Status Update
Comments
da...@google.com <da...@google.com>
ja...@jamie-thomson.net <ja...@jamie-thomson.net> #2
According to some documentation that I have just read this is now supported:
Does BigQuery column-level security work for views?
Yes. Views are derived from an underlying table. The same column-level security on the table applies when the protected columns are accessed through a view.Note that there are two kinds of views in BigQuery, logical views and authorized views. Both types of views are derived from a source table, and both are consistent with the table's column-level security.
pd...@bendingspoons.com <pd...@bendingspoons.com> #3
That help page seems to suggest that if there a table A is referenced by view B, the policy tags set on A are enforced also when users query B. This is expected.

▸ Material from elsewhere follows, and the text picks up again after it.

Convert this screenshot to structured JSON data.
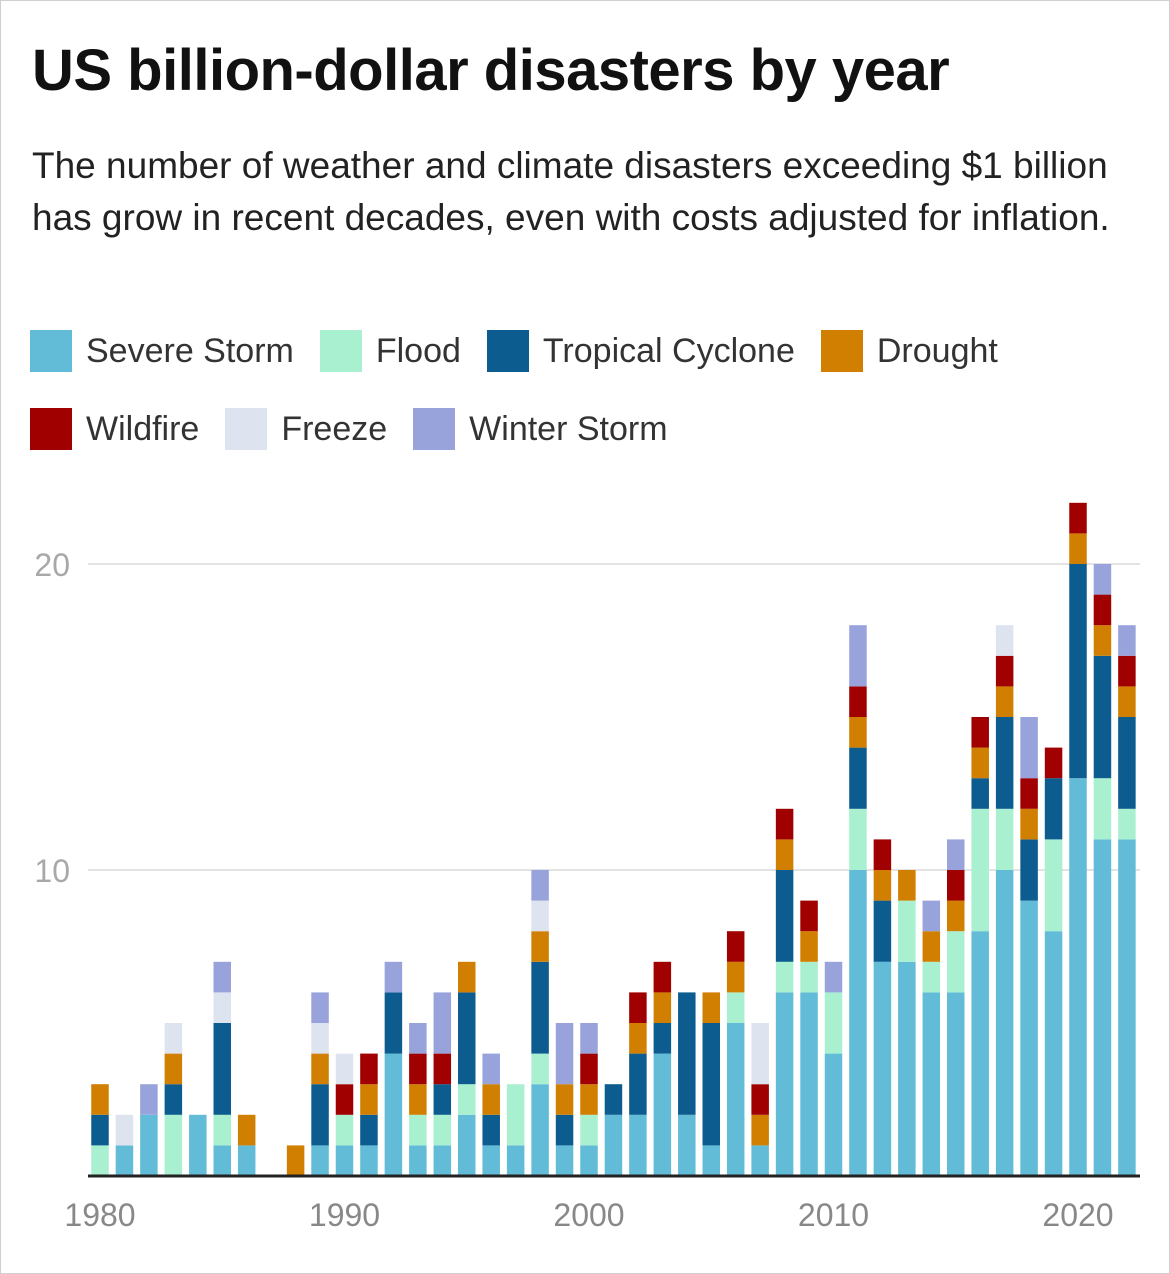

However, it is not possible to set additional policy tags on B fields independently, AFAIK.
mi...@google.com <mi...@google.com>
ja...@jamie-thomson.net <ja...@jamie-thomson.net> #4
Ignore my previous comment above. On reflection the documentation I referred to does not solve the problem that the original poster outlined. Moreover, we've recently discovered limitations of policy tags that makes me realise how vital this request is.
Take this scenario:
We have a table t containing emailAddress which is considered PII and hence we do not want to expose that to everyone, so we put a policy tag upon it to limit who can access it. However, people still want to be able to answer question like "How many distinct users visited our site?" which could be answered by issuing
select count(distinct emailAddress) from t
however, the policy tag prevents that.
We'd like to get around this problem by presenting a view which does this:
create view v
as
select SHA256("some-pepper-value" || emailAddress) as emailAddressHash
so that users can query it like so:
select count(distinct emailAddressHash) from v
however, the policy tag still prevents end users from accessing emailAddressHash. This is our problem, we know the hashing mechanism protects the PII data but still people cannot access the data.
Perhaps the original poster's suggestion solves this problem, perhaps it doesn't. But nevertheless, this is a problem that we need a solution for.
ar...@google.com <ar...@google.com> #5
Hello,
We understand the importance of this feature and the product team is already aware as well. I invite you to subscribe to this thread, if you haven't already done so, by clicking on the star at the top left, this way, you also help to bring more visibility to this feature.
Thanks.
pd...@bendingspoons.com <pd...@bendingspoons.com> #6
My use case is similar, but not exactly identical to the scenario described in #4.
My use case is the following:
- I have a source table
T1
containing sensitive personal data. It is in a dataset with restricted access. Analysts can't query that table directly. - I define an authorized view
V1
overT1
. This view does some data transformation and drops some columns. - I still want to expose some sensitive columns (like a user ID) through
V1
, but only to a selected subset of users and service accounts.
My goal is to be able to do so without resorting to SESSION_USER()
, which feels like a hack and requires to hardcode usernames in the view query of V1
.
Description
BigQuery Policy Tags are an important data governance feature to enforce access control policies at column-level granularity.
Currently, it is not possible to set Policy Tags in BigQuery views, as only tables are supported. As a consequence, the access policy to an authorized view can only be binary: either the user is authorized to read all the data from the view, or they are not.
By extending the Policy Tag support to (authorized) views, they would become an incredibly powerful feature for access control: authorized views would then allow both to manipulate/obfuscate the source data with an arbitrary SQL query, and to restrict the access to each column to different user groups.
I'm currently using Policy Tags to protect certain critical columns in a table derived from a transformation of production data, but I would like to switch to views to have access to real-time data. The lack of policy tags is preventing me to do so. (I can't touch the source tables.)